Laughing Hick ホリウチコウタの能ある君は僕を隠す 第7回
2025年11月号掲載
「カッチン」って音がした。
なんの音だよ、驚かすなよ。深夜の2時だぞ?こんな夜中になんだよ。怖いよ。でも、こっちだって大の大人だからな。舐めるなよ。と鼓舞して弱虫を言い聞かせて強いフリをして生活をしていると忘れた頃にまた......
「カッチン、カッチン」って音がした。
ほうほう。今度は2回か。何やら後ろのほうから音がするぞ。と今回は覚悟を決めて思い切って振り返ってみると。そこには、顔見知りが立っていた。"締め切り"さんだ。薄々そんな気はしてたけど、毎度「カッチン、カッチン」ってケツカッチンの足音を立てやがってうるさいよ。「頼んでもないのに、いつもわざわざ会いにきてくれてありがとうな。」なんて皮肉を言いながら能ある君は僕を隠すの第7回を書いていこう。
シャツに飛んだ1滴のカレーの汁が気になって仕方がない。別に、着ているシャツが真っ白だとは思ってないし、これからも真っ白のシャツは選ばない気がする。それなのに、たかだか1滴のカレーが気になってしまって情けない。いつからだろう。こんな思いをするようになったのは......。
3年前くらいだろうか。段々とコロナが落ち着いてきた頃だと思う。その当時、遊んでた子とホテルに入ってシャワーが終わるのを心待ちにしながらSNSをチェックした時。たまたま「愛してるって」のAメロのショート動画が注目を浴びていた。恐る恐るコメント欄を覗いてみると「ほんとにその通り」みたいな共感の声と「声がカッコいい」みたいな嬉しいコメント。でも、その中に「ほんっっっとにダサいな」とか他にもコラムに書くのすらも億劫なコメントも沢山あった。
沢山?たくさん?Takusan?本当に沢山か......?
きっと沢山ではない。久々に勇気を振り絞って当時のコメント欄を見にいってみても決して沢山ではなさそう。多く見積もっても10%とかだろう。もしかしたら、10%もない。それなのに、シャツに飛んだ1滴のカレーが。アンチが気になって仕方がない。もしかしたら、遠目で他人が見たら新品のシャツとなんら遜色ないのかもしれない。でも、当の本人は恥ずかしくてたまらない。穴があったらぜひ入りたい。街ゆく人が全員こちらを見ている気がして歩けやしない。何度、洗濯をしても、ハイターで漂白しても、カレーのシミは薄っすら消えずに今も残ってる。

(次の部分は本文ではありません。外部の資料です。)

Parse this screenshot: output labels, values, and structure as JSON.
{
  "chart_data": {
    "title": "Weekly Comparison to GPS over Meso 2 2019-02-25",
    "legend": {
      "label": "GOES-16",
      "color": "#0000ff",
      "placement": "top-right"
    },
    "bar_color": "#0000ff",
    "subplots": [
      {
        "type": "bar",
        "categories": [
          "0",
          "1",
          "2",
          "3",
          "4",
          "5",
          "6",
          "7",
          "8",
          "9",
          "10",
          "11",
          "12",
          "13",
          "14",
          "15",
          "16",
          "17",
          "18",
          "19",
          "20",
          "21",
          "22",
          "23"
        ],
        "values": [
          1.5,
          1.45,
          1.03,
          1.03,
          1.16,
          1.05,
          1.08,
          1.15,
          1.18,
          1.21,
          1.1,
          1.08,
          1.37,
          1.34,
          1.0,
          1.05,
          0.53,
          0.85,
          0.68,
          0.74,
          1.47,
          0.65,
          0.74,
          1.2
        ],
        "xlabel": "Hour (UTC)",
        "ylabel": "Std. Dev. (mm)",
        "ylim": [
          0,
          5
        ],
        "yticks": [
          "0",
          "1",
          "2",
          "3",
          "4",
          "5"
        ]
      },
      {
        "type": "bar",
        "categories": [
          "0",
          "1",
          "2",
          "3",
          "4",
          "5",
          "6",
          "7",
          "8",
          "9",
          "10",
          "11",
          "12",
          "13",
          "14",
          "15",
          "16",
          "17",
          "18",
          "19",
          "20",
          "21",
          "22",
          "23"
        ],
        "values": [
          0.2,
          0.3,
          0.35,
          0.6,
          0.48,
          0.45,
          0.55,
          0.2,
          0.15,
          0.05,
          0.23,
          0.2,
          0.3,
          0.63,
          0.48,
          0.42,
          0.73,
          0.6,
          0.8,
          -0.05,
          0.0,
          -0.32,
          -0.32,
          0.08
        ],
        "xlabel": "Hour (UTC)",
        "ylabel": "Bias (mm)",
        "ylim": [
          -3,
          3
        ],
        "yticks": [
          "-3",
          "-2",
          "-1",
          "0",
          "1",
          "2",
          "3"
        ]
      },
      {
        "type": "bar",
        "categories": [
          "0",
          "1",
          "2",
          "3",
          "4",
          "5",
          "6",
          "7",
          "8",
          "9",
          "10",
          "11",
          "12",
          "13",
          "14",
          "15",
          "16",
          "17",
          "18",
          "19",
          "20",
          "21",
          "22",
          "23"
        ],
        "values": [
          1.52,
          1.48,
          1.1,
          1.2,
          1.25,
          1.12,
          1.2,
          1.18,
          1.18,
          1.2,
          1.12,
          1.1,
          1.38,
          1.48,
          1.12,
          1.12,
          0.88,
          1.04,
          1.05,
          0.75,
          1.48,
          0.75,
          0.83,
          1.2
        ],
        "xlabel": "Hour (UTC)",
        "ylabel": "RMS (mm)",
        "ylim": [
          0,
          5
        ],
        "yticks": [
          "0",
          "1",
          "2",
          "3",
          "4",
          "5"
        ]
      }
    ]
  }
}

大袈裟かもしれないけど、当時は全世界が敵になったのかと思った。今も、たまに来るカレーコメントには頭を抱えてる。でも、あの頃に学んだことが1つある。
それは、味方だけを見る。好きな人のことだけを考えるってマインドを持つということ。
人生は長くないらしい。なら、自分のことを嫌いな奴に時間を使ってどうする?そんな、通りすがりのカレーマンに時間を使うくらいなら好きな人に時間を使ったほうが何億倍も良い。昔、中島敦が山月記で言ってた。「人生は何事をも為さぬには余りに長いが、何事かを為すには余りに短い」って。何事かを為したい俺の人生はきっと短い。ってことは尚更、カレーマンに時間を割いてる時間はない。しかも、そもそもバンドマンみたいな職業は彗星みたいなものだから。一瞬だけ輝いて消えて行く。だからこそ、その一瞬を無駄にしたくない。
今、好きでいてくれる人。今、俺が好きな人のために鳴らし続ける。君のためだけに鳴らしている音に会いにきて欲しい。
『Voyager』。遠くを旅する人。2023年の1月22日から始まった旅。もっともっと、遠くへ行きたい。まずは、11月11日の渋谷CLUB QUATTRO。12月5日のMusic Club JANUSで今を刻もう。
こんな不束なバンドを今日も愛してくれてありがとう。
あっ、そういえば「カッチン」って音。鳴り止んだな。
Laughing Hick
誰しもが抱く素直な想いや心の葛藤をストレートな言葉で紡ぎ、日常のリアルを共有する山梨発のギター・ロック・バンド。共感性の高いリアリティのある楽曲がYouTubeやTikTokで話題となり、10~20代のZ世代を中心に注目度が高まっている。2025年6月にデジタル・シングル『マラカイト/ふたりの恋』を発売。11月、12月には東阪でツーマン・イベント"Voyager"を行う。